Ou comment j’ai passé le cap de présenter mon prototype au public.

Voilà, j’ai posé mon vendredi et je monte dans le tramway direction le hall des expositions de Blagnac, le MEETT. Dans mon sac, ma petite boîte fétiche, des sandwichs et c’est tout. On y va un peu en touriste avec mon frère, on ne sait pas trop à quoi s’attendre.

Il est 13h30 et les voitures font déjà la queue au parking. Ai-je eu raison d’y aller ? Et si mon jeu ne plaisait à personne ? Le trac monte doucement.

Devenir auteur de jeu (la genèse) 

Il vous manque un peu de contexte alors laissez moi me présenter. Benjamin TALLIER, 35 ans. Cybersecurity Quality Manager dans un grand groupe aéronautique le jour, auteur de Crime Hunter, un prototype de jeu de société la nuit. J’ai joué comme tout le monde au Monopoly, à La Bonne Paye et au Uno quand j’étais petit, mais j’ai très vite été introduit au Risk, à Richesses du Monde ou même Fief 2 avec mon père et mes frères. Puis les Jeux Vidéos et un peu de Service Compris ou de Warhammer pendant l’adolescence suivis par un grand vide ludique avec les études et le travail. Finalement, les jeux de sociétés sont revenus vers moi en 2015 et je commence à « backer » sur Kickstarter en 2018. Plus je supporte de campagne, plus ma ludothèque s’agrandit pour atteindre presque 250 jeux et extensions. Je m’implique sur des petites campagnes en aidant à traduire certains jeux en français et je crée mon Instagram ludique (@leludothecaireamateur) pour suivre au plus près les nouveautés. Avec le temps, j’essaye de réduire la taille de ma ludothèque et je reste à la recherche de mon nouveau jeu préféré. J’aime tous les types de jeux en général, j’aime jouer.

Quand j’y pense, j’ai toujours aimé les jeux de société et bizarrement, je n’en ai jamais créé un avant aujourd’hui. Je n’en avais jamais eu l’envie, la motivation ou le besoin. Mais à force de jouer, on se dit qu’on peut faire mieux et que si on se crée son propre jeu, forcément il nous plaira. Mais on ne s’improvise pas auteur et créer un jeu ça prend du temps.

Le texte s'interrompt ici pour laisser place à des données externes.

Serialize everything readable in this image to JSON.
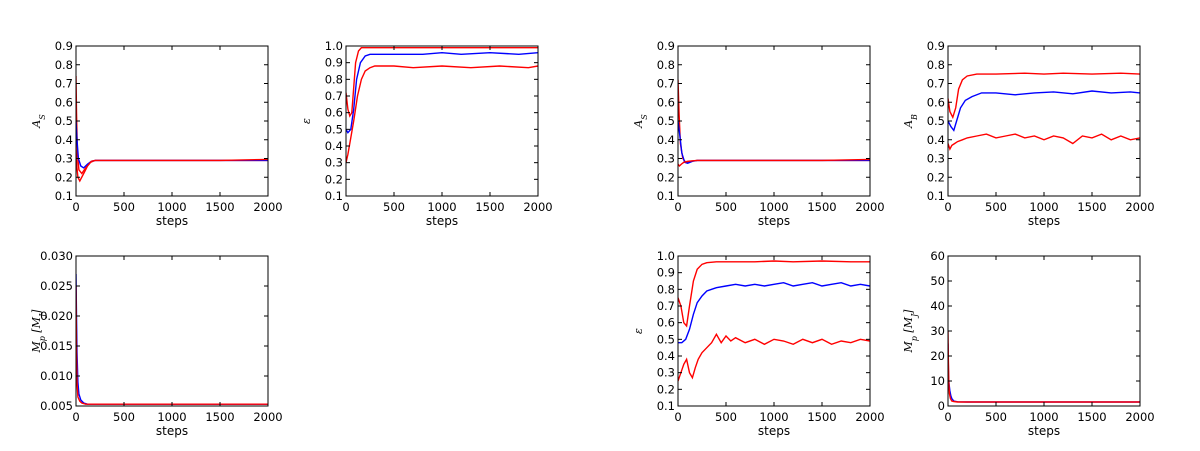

Remontons donc quelques années en arrière. Nous voici au cœur de la pandémie, on enchaîne les jeux de société à cause du confinement et plus je joue, plus je me dis que si je faisais mon propre jeu, alors je pourrais faire mon jeu préféré de tous les temps ! Alors je commence à réfléchir, à noter dans un carnet, faire des croquis, puis noter des idées sur Google Keep et commence à faire des design de cartes sur Slides et des tableaux dans Sheets etc. J’y pense la nuit, j’y pense en regardant mes youtubeurs ludiques préférés, j’y pense en écoutant des podcasts etc. Bref, j’y pense tout le temps, je note chaque idée et les classe dans mes prises de notes. Mais il y a le travail qui ne ralentit pas et le prototype repart dans les abysses de mon cerveau.

Comment je me suis lancé

Janvier 2023, je décide de me relancer sur le projet, et je vais faire un prototype digital. Normalement, on dit toujours qu’avec un prototype physique et très basique, on peut voir si ça va marcher et c’est vrai. Mais dès lors que l’on pense à faire de l’itération, des améliorations, du fine tuning, le digital est tellement plus pratique et niveau prix, c’est sans égal. L’avantage est que je peux le partager sur le net et faire des changements assez importants en quelques minutes. Le désavantage : je ne peux pas le tester en conditions réelles autour d’une table de jeux et c’est une contrainte que je dois garder en tête, la manipulation par exemple n’est pas la même, le digital simplifie tout, même l’expérience de jeu !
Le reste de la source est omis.